Despite the promising results in model design and forecasting accuracy, several future directions warrant further investigation:
- (1)
Expansion of input features: Currently, the model focuses primarily on wind speed and turbulence intensity. Future research could incorporate additional meteorological variables such as boundary layer height, cloud cover, and humidity to improve sensitivity to complex climatic drivers.
- (2)
Hyperparameter tuning approach: Some hyperparameters of the deep learning model were determined through empirical settings or trial-and-error methods under the guidance of validation performance, which makes it difficult to ensure that the global optimum is achieved. In future research work, we plan to explore more systematic and efficient hyperparameter optimization strategies, including Bayesian optimization and meta-heuristic algorithms such as particle swarm optimization and genetic algorithms, so as to further improve the model performance.
- (3)
Fusion strategy optimization: Although the Transformer mechanism shows strong performance in feature fusion, its parameter redundancy and computational cost remain concerns. Lightweight attention mechanisms (e.g., Performer, Linformer) could be explored to retain accuracy while reducing training overhead.
- (4)
Extreme wind event forecasting: While the model performs well overall, its accuracy in predicting sudden gusts or extreme wind events needs further enhancement.
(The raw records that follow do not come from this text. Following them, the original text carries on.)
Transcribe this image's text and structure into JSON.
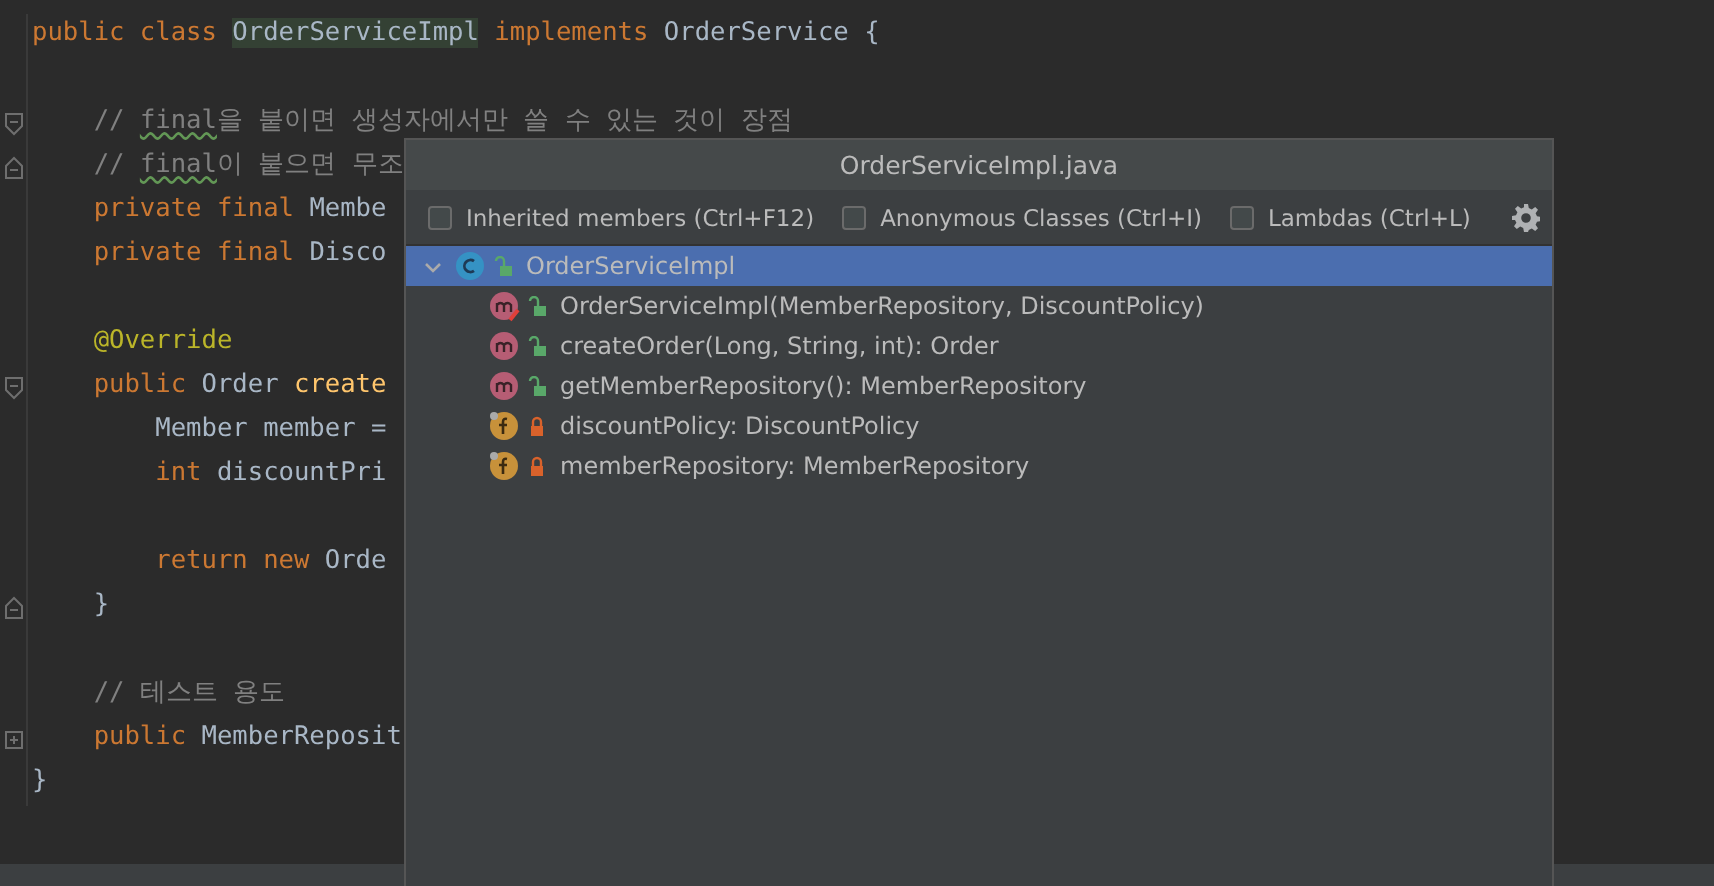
{
  "editor": {
    "lines": [
      {
        "kind": "plain",
        "tokens": [
          {
            "kind": "keyword",
            "text": "public class "
          },
          {
            "kind": "highlight",
            "text": "OrderServiceImpl"
          },
          {
            "kind": "keyword",
            "text": " implements "
          },
          {
            "kind": "plain",
            "text": "OrderService {"
          }
        ]
      },
      {
        "kind": "plain"
      },
      {
        "kind": "foldstart",
        "tokens": [
          {
            "kind": "comment",
            "text": "    // "
          },
          {
            "kind": "typo",
            "text": "final"
          },
          {
            "kind": "comment",
            "text": "을 붙이면 생성자에서만 쓸 수 있는 것이 장점"
          }
        ]
      },
      {
        "kind": "foldend",
        "tokens": [
          {
            "kind": "comment",
            "text": "    // "
          },
          {
            "kind": "typo",
            "text": "final"
          },
          {
            "kind": "comment",
            "text": "이 붙으면 무조"
          }
        ]
      },
      {
        "kind": "plain",
        "tokens": [
          {
            "kind": "keyword",
            "text": "    private final "
          },
          {
            "kind": "plain",
            "text": "Membe"
          }
        ]
      },
      {
        "kind": "plain",
        "tokens": [
          {
            "kind": "keyword",
            "text": "    private final "
          },
          {
            "kind": "plain",
            "text": "Disco"
          }
        ]
      },
      {
        "kind": "plain"
      },
      {
        "kind": "plain",
        "tokens": [
          {
            "kind": "annotation",
            "text": "    @Override"
          }
        ]
      },
      {
        "kind": "foldstart",
        "tokens": [
          {
            "kind": "keyword",
            "text": "    public "
          },
          {
            "kind": "plain",
            "text": "Order "
          },
          {
            "kind": "method",
            "text": "create"
          }
        ]
      },
      {
        "kind": "plain",
        "tokens": [
          {
            "kind": "plain",
            "text": "        Member member ="
          }
        ]
      },
      {
        "kind": "plain",
        "tokens": [
          {
            "kind": "keyword",
            "text": "        int "
          },
          {
            "kind": "plain",
            "text": "discountPri"
          }
        ]
      },
      {
        "kind": "plain"
      },
      {
        "kind": "plain",
        "tokens": [
          {
            "kind": "keyword",
            "text": "        return new "
          },
          {
            "kind": "plain",
            "text": "Orde"
          }
        ]
      },
      {
        "kind": "foldend",
        "tokens": [
          {
            "kind": "plain",
            "text": "    }"
          }
        ]
      },
      {
        "kind": "plain"
      },
      {
        "kind": "plain",
        "tokens": [
          {
            "kind": "comment",
            "text": "    // 테스트 용도"
          }
        ]
      },
      {
        "kind": "collapsed",
        "tokens": [
          {
            "kind": "keyword",
            "text": "    public "
          },
          {
            "kind": "plain",
            "text": "MemberReposit"
          }
        ]
      },
      {
        "kind": "plain",
        "tokens": [
          {
            "kind": "plain",
            "text": "}"
          }
        ]
      }
    ]
  },
  "popup": {
    "title": "OrderServiceImpl.java",
    "filters": [
      {
        "label": "Inherited members (Ctrl+F12)",
        "checked": false
      },
      {
        "label": "Anonymous Classes (Ctrl+I)",
        "checked": false
      },
      {
        "label": "Lambdas (Ctrl+L)",
        "checked": false
      }
    ],
    "tree": [
      {
        "label": "OrderServiceImpl",
        "kind": "class",
        "private": false,
        "expanded": true,
        "selected": true,
        "children": [
          {
            "label": "OrderServiceImpl(MemberRepository, DiscountPolicy)",
            "kind": "constructor",
            "private": false,
            "selected": false
          },
          {
            "label": "createOrder(Long, String, int): Order",
            "kind": "method",
            "private": false,
            "selected": false
          },
          {
            "label": "getMemberRepository(): MemberRepository",
            "kind": "method",
            "private": false,
            "selected": false
          },
          {
            "label": "discountPolicy: DiscountPolicy",
            "kind": "field",
            "private": true,
            "selected": false
          },
          {
            "label": "memberRepository: MemberRepository",
            "kind": "field",
            "private": true,
            "selected": false
          }
        ]
      }
    ]
  }
}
Future efforts may involve integrating extreme value theory or imbalanced learning techniques to improve early-warning performance under extreme conditions.
In conclusion, this study presents a feasible and effective approach for constructing a multi-scale wind speed-forecasting system with deep feature-extraction capabilities. Future research will focus on feature enrichment, multi-site adaptability, fusion optimization, and extreme event forecasting, thereby facilitating the deployment of the proposed model in real-world wind power systems.